In this tutorial we will look at creating a simple rulebase from a fresh install of Check Point R77. We will create a basic rule that will allow the internal network access to all services outbound and also enable NAT to hide behind the external IP address of the firewall. Following this rule we will create another rule that will PAT remote desktop 3389 from the external interface ip to my Windows 2008 server called server2k8.
The lab is setup as follows:
Creating NAT and PAT Rules with Check Point R77
1. Open up the Check Point SmartDashboard and login to your firewall management station.
2. First up we’ll be creating a network object that will represent the internal network subnet. Right click on the Network Folder and select Network.
3. Type in a Name, the network address and subnet mask. For the colours of object I like to use red for external, green for internal and orange for DMZ. If you expand the colours and click manage you can add in red and green.
4. Add in red and green.
5. For my internal LAN I’ve selected green.
6. Now we’ll click on the NAT tab and tick the Add Automatic Address Translation rules, select Hide, and select Hide behind Gateway. This will hide the internal network subnet behind the external interface of the gateway. If you are using a DMZ interface, it will also NAT behind the DMZ interface.
7. Now that we’ve created an object lets create a few rules. Click on the Rules Menu and select Add Rule.
8. Under the source column where it says Any, right click and select Network Object. As you can see we can also add a User or other objects as the source.
9. Select Internal-LAN as our source.
10. Under the Action column, right click and select accept.
11. Under the Track column select Log so we can see the traffic passing through.
12. Right click in under the comment column and select edit. You can type any comment you like to help remember what the rule is for.
13. Now add in another rule which must always be at the bottom. This rule will drop packet that does not match a rule and also log it. The Check Point rules are always process from top to bottom.
14. To help organise our Check Point Rule Base a little better we can add in section titles. Right click on the rule where you would like to add a section title above and select Add Section title – Above.
15. As you can see I’ve added two section titles to my Check Point Rule Base which makes it is much easier to organize rules.
16. If we click on the NAT tab we can see that the NAT we added earlier in step 6 has been automatically added to the NAT rule base for Internal-LAN.
17. Lets add a resource for a single server. Right click on Nodes and select Node – Host.
18. enter in the Name, IP address and an optional comment. I’ve select green color for internal objects. Click OK.
19. I’ll create another object that will represent the PAT’d ip address that i’ll be using to remote desktop from the internet to my internal host.
20. Now let’s create a PAT rule. Under the NAT tab click on the Rules menu and add a new rule at the top.
21. Lets add a destination for External-192-168-1-2, service Remote_Desktop under the Original Packet column. Under the Translated Packet column lets add server2k8 for destination and Remote_Desktop for service. So any ip that tries to use Remote Desktop to 192.168.1.2 will get translated to our internal host server2k8 192.168.10.10 for Remote_Desktop 3389.

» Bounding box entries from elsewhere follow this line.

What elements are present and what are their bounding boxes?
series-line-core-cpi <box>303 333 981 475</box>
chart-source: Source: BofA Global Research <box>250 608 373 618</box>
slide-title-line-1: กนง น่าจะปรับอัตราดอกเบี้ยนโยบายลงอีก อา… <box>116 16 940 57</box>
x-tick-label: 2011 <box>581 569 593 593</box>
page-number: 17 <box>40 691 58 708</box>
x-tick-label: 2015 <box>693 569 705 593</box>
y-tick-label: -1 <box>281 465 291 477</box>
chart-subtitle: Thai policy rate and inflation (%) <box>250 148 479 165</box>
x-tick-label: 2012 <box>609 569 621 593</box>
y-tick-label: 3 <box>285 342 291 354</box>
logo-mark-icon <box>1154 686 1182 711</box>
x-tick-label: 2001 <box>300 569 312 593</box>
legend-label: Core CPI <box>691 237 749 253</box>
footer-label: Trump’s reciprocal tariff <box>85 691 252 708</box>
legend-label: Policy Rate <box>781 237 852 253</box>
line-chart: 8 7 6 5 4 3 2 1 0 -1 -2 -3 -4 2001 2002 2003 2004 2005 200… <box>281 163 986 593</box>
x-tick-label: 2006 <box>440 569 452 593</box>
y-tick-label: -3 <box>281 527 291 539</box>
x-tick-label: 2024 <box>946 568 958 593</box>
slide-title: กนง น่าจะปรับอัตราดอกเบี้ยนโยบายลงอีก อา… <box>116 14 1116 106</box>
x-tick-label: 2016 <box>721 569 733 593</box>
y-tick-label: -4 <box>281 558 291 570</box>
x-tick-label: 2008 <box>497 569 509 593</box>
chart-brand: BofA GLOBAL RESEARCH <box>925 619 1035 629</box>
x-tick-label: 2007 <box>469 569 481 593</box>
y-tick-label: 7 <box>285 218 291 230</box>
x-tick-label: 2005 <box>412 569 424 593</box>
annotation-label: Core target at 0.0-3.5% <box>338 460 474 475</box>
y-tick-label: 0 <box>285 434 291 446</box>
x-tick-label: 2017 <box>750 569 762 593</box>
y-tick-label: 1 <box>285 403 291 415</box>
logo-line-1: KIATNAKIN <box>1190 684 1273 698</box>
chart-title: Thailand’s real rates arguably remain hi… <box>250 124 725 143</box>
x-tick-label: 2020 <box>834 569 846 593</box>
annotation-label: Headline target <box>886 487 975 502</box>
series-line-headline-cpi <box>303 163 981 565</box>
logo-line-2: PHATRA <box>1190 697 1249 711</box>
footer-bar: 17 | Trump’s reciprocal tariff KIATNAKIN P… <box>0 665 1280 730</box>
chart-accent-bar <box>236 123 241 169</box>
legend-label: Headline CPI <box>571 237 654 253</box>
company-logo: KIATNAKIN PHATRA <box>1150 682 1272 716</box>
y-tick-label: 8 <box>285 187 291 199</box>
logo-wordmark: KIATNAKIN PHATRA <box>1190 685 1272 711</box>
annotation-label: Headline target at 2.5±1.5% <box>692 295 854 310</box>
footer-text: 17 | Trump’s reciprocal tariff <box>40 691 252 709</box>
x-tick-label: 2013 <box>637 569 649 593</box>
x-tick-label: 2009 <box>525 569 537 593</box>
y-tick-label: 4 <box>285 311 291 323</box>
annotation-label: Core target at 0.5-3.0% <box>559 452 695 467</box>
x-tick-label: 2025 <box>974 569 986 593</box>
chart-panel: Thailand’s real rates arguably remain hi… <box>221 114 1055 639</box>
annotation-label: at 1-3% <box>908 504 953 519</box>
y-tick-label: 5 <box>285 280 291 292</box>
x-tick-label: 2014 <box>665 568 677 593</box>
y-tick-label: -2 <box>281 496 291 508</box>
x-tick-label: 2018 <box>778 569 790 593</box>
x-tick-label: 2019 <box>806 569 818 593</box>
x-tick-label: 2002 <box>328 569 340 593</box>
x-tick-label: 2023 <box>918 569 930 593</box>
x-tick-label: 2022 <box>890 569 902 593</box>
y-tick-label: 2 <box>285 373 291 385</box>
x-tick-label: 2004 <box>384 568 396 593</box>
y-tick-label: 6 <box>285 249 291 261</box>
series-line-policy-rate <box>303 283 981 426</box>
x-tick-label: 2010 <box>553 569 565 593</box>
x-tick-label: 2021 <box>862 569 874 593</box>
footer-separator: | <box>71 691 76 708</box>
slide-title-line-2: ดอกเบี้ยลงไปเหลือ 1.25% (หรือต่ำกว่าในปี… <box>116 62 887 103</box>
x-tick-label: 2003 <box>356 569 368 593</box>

22. After creating the PAT rule we now need to create the firewall rule. Click on the firewall tab, add a new section title of External-Internal and make the destination External-192-168-1-2, service Remote_Desktop, Action Accept, and Track Log.
23. Click on the box that says Verify Policies. Your Check Point Rule Base will be checked for any errors or mis-configuration before applying.
24. Click OK.
25. Click Save and continue.
26. Click OK.
27. Policy Verification is OK. Click OK.
28. Now it’s time to Install our policy. Click Install Policy.
29. Click OK.
30. The policy was install successfully. Click Close.
31. Click on the Window menu and select SmartView Tracker.
32. The Check Point SmartView Tracker is where all the logging happens. To demonstrate accessing a webpage from my server2k8 server I simply browsed to www.google.com.au which produced the following logs.
33. You can double click on a log entry and display more information.
34. Now let’s try our remote desktop rule. I will remote desktop from a PC out on the internet to 192.168.1.2.
35. As you can see in the log the packet is allowed and I can connect via remote desktop to the server.